Le projet citoyen, qui est le socle démocratique de la République, est pris d’assaut par le contre-projet du repli identitaire. Le pays saura-t-il faire renaître le référentiel des valeurs républicaines ? Le peuple de Tunisie prendrait-il ses responsabilités pour trancher la discorde ?
C’est peut-être là un trait singulier de l’histoire de Tunisie. Mais il faut reconnaître que le pays a un rapport mouvementé à la Constitution. Il en a connu trois dans sa vie politique. Toutes ont initié une volonté de changement. A chaque fois l’élan se voit arrêté par une incapacité à aller jusqu’au bout de la dynamique de réforme. A chaque fois, on pose la charpente, mais on n’achève pas l’édifice. Y a-t-il une malédiction tunisienne en la matière ? Mystère !
Un ordre national, un pouvoir républicain, une tentative momentanément infructueuse d’Etat religieux
La première Constitution, celle de 1861 considérée comme la plus moderne à cette époque, avait instillé la volonté de réforme. Il faut lui reconnaître un acquis et non des moindres, celui d’inclure le progrès social comme priorité nationale.
Pour résumer, on dira qu’elle a fait naître la conscience de l’Etat chez les Tunisiens, à l’époque encore sujets de sa majesté le Bey. Elle a bâti un ordre social.

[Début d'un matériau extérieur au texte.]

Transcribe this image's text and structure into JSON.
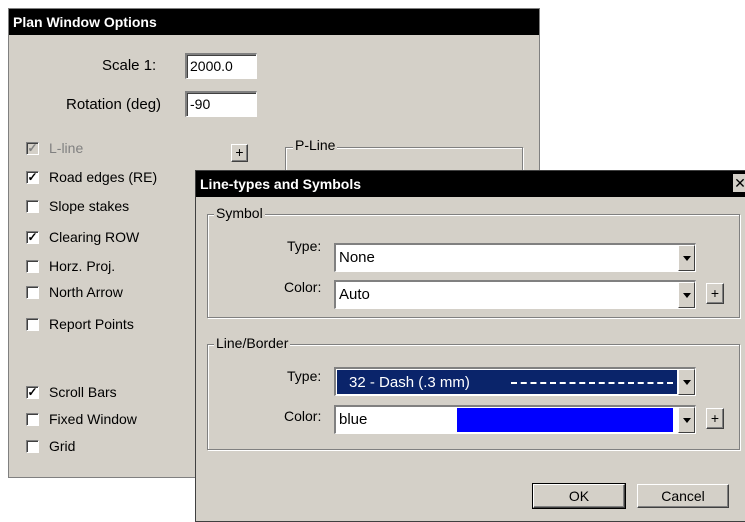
{
  "plan_window": {
    "title": "Plan Window Options",
    "scale_label": "Scale  1:",
    "scale_value": "2000.0",
    "rotation_label": "Rotation (deg)",
    "rotation_value": "-90",
    "plus_label": "+",
    "pline_group": "P-Line",
    "options": [
      {
        "label": "L-line",
        "checked": true,
        "disabled": true
      },
      {
        "label": "Road edges (RE)",
        "checked": true,
        "disabled": false
      },
      {
        "label": "Slope stakes",
        "checked": false,
        "disabled": false
      },
      {
        "label": "Clearing ROW",
        "checked": true,
        "disabled": false
      },
      {
        "label": "Horz. Proj.",
        "checked": false,
        "disabled": false
      },
      {
        "label": "North Arrow",
        "checked": false,
        "disabled": false
      },
      {
        "label": "Report Points",
        "checked": false,
        "disabled": false
      },
      {
        "label": "Scroll Bars",
        "checked": true,
        "disabled": false
      },
      {
        "label": "Fixed Window",
        "checked": false,
        "disabled": false
      },
      {
        "label": "Grid",
        "checked": false,
        "disabled": false
      }
    ]
  },
  "line_dialog": {
    "title": "Line-types and Symbols",
    "close_label": "✕",
    "symbol_group": "Symbol",
    "symbol_type_label": "Type:",
    "symbol_type_value": "None",
    "symbol_color_label": "Color:",
    "symbol_color_value": "Auto",
    "line_group": "Line/Border",
    "line_type_label": "Type:",
    "line_type_value": "32 - Dash (.3 mm)",
    "line_color_label": "Color:",
    "line_color_value": "blue",
    "plus_label": "+",
    "ok_label": "OK",
    "cancel_label": "Cancel",
    "colors": {
      "selection": "#0a246a",
      "swatch": "#0000ff"
    }
  }
}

Mais ce projet fut torpillé de l’intérieur par ses premiers serviteurs. Il fut, hélas, rapidement submergé par la colonisation.
La seconde Constitution était plus conséquente. Elle couronnait une lutte d’émancipation nationale. Elle était en effet portée par une élite nationale, sans liaison avec une puissance étrangère. La charte patriotique donnait toute sa vigueur à ce projet qui a dévié de son objectif initial, celui de monarchie constitutionnelle et a opté pour la République.
On a connu un ordre citoyen. Ayant recouvert sa souveraineté, le pays a délibérément opté pour l’égalité et le progrès. Cela a culminé avec l’émancipation de la femme. Et même si l’ascenseur social a bien fonctionné, le projet a été miné par ses tares. Hélas, la liberté a manqué et l’exclusion n’a pas été enrayée. Cela a fait le lit d’une mutinerie avec un faux nez démocratique. Celle-ci a opté, 23 ans durant, à détricoter l’édifice républicain avec des amendements constitutionnels scélérats.
On a connu un véritable programme de féodalisation de l’Etat. L’économie était dépecée au profit d’intérêts privés reconstituant un système de rente incompatible avec les valeurs républicaines. Là-dessus est venu le 14 janvier 2011 et on a dû rebattre les cartes. Et bis repetita, encore une Constitution, celle de 2014.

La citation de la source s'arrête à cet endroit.